Stocks ticked lower on Friday but ended the week with slight overall gains. The Dow Jones Industrial Average (^DJI -0.28%) and the S&P 500 (^GSPC 0.25%) index each fell by roughly half a percentage point on the day.
Today's stock market:
Index |
Percentage change |
Point change |
---|---|---|
Dow |
(0.49%) |
(88.7) |
S&P 500 |
(0.38%) |
(8.1) |
Intel (INTC 0.58%) and Oracle (ORCL 2.93%), meanwhile, posted big price swings on Friday after the tech giants updated investors on their latest operating trends.
Intel says the PC market is improving
Intel was the biggest mover on the Dow, rising 3% following a surprisingly upbeat reading on the PC market. The chip giant raised its official sales outlook for the current quarter to $15.6 billion, or well ahead of the $14.9 billion it had projected just two months ago. That would amount to an 8% year-over-year revenue jump. Profitability also got a big boost with gross profit margin now seen at 62% instead of 60%.
Both the top and bottom line upgrades were driven by brightening prospects in the PC market, management said. Intel has noticed an uptick in volumes requested by retailers, and executives are "seeing some signs of improving PC demand", according to the statement.
The improving trend makes it likely that Intel will raise its full-year guidance that, as of late July, forecast mid-single-digit sales growth and a 62% gross margin. "We remain cautious on the PC market", CEO Brian Krzanich said at the time after the client-computing division posted a 3% decline.
Friday's update shows that executives have turned more optimistic about the industry, and that means improving sales and profit growth ahead for the chip titan. The company will post its full fiscal third quarter results, along with a likely revamped outlook, on Oct. 18.
Oracle makes progress in its growth markets
Oracle shares fell 5% after the database giant's quarterly report failed to impress Wall Street. Revenue rose 3% to $8.6 billion, or just shy of consensus estimates calling for $8.7 billion. Earnings were also a tad below forecasts, as adjusted profit improved by 4% to $0.55 per share, while analysts were targeting $0.58 per share.

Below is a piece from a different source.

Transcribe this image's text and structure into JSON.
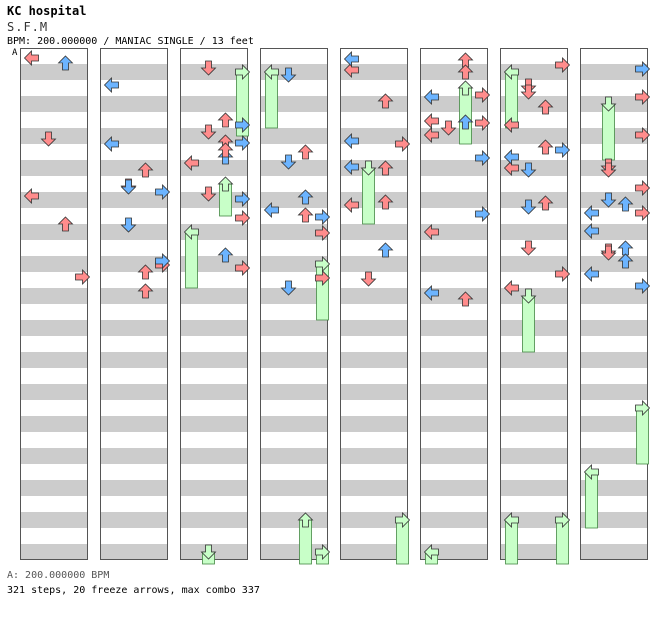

The short-term miss aside, this was a solid report for Oracle. After all, it marked the tech titan's first quarter of sales growth in over a year, even as net income rose by a healthy 6% year-over-year.
Cloud-based businesses logged accelerating sales and profit gains, too. Combined software as a service (SaaS) and platform as a service (PaaS) revenue spiked 82% to beat management's guidance for the second straight quarter. Profitability also improved in those segments, with gross margin rising to 62% from 56% last quarter.
Executives are optimistic that these gains will continue. "We believe this will be the second year in a row that Oracle has sold more SaaS and PaaS than any cloud services provider", CEO Safra Catz said in a press release.
Oracle projects gross margin to eventually hit 80% in these strategic growth businesses, which should help offset stubborn declines in its software-licensing division. Yet investors appeared to focus instead on the quarter's top and bottom-line misses, pushing shares nearly 5% lower on Friday.